Photo: Adam Ferguson / The New York Times

However, 75-year-old Fran Hodgetts and Mr. Moriarty were neighbors and often quarreled over domestic issues. Fran didn't like that Paddy parked his car in her yard. In addition, Paddy often teased Fran, saying that even his dog wouldn't eat "your stale pies."

In addition, Fran often received personal insults from Paddy, he called her a pig and in other words, and even sued him once in court, but her claim was not satisfied there.

"I think it was still baked into a pie," says Robert Duignan, a tourist from Victoria, either jokingly or seriously. "They ground it in a meat grinder and baked it."

According to Fran herself, the last time she saw Paddy was 4 days before his disappearance, and then she found the corpse of a kangaroo on her porch. This was undoubtedly the handiwork of Paddy, she said. But the police searched all of Fran's house and yard and found nothing.

“They even checked my septic tank to see if I threw it in the shit. And the house itself was searched four times. And no one found even the slightest suspicious thing,”Fran says to reporters.

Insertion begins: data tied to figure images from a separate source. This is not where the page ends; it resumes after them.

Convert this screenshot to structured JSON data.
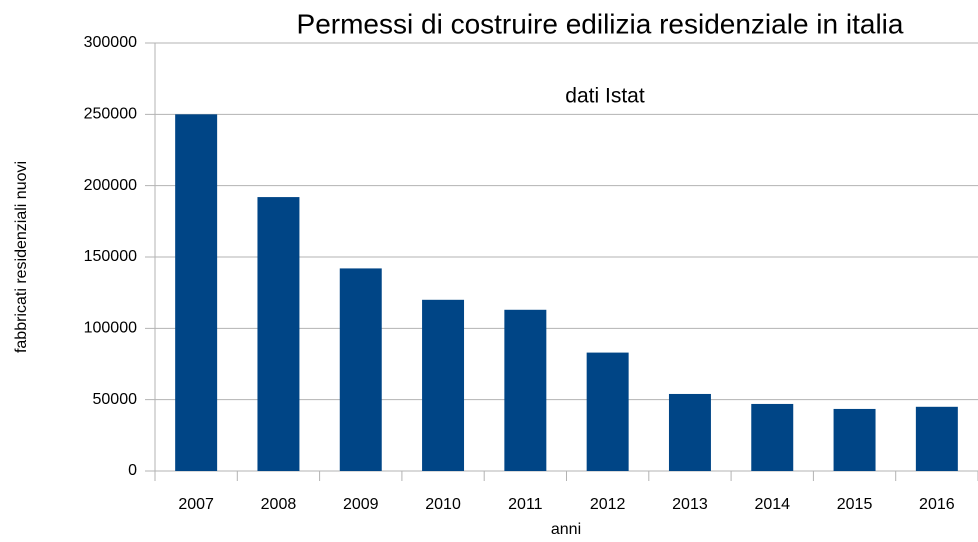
{
  "chart_data": {
    "type": "bar",
    "title": "Permessi di costruire edilizia residenziale in italia",
    "subtitle": "dati Istat",
    "x_label": "anni",
    "y_label": "fabbricati residenziali nuovi",
    "categories": [
      "2007",
      "2008",
      "2009",
      "2010",
      "2011",
      "2012",
      "2013",
      "2014",
      "2015",
      "2016"
    ],
    "values": [
      250000,
      192000,
      142000,
      120000,
      113000,
      83000,
      54000,
      47000,
      43500,
      45000
    ],
    "color": "#004586",
    "ylim": [
      0,
      300000
    ],
    "yticks": [
      0,
      50000,
      100000,
      150000,
      200000,
      250000,
      300000
    ],
    "grid": true
  }
}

Also under suspicion of investigators fell ex-husband Fran Hodgetts and 19-year-old Bobby Roth, who worked as a dishwasher in a diner. When Bobby began to be questioned, she burst into tears, and then said that she once heard Fran, in a rage, threatened to "kill Paddy." But since Fran and Paddy often swore loudly, it could just be an empty threat spoken in the heat of an argument.

During her formal interrogation, Fran blamed the 71-year-old gardener Owen Laurie, who works for Fran. She said that 3 days before Paddy went missing, Laurie yelled at Paddy because of his dog.

Photo: Adam Ferguson / The New York Times
Photo: Adam Ferguson / The New York Times

Photo: Adam Ferguson / The New York Times

He didn't like her barking loudly outside the diner. “Close your dog, or I'll close you myself,” Laurie shouted. And then he got into a fight with Paddy and allegedly wanted to throw his dog over the fence.

Laurie admitted that the conflict took place, but according to him he just has such a character and that he is quick-tempered, but this has nothing to do with the disappearance of Paddy.

In the end, after all the interviews and inquiries, the investigation really reached a dead end. The disappearance of Paddy Moriarty in a tiny village with a dozen buildings in the middle of a desolate wasteland remains unsolved.

Locals still gather at the Pink Panther bar at the back wall, where they hold a kind of general prayer every morning, and then continue to discuss the mysterious disappearance of Paddy Moriarty.

The remains of his linen, which he hung to dry shortly before disappearing, still hang on a hanger near Paddy's house.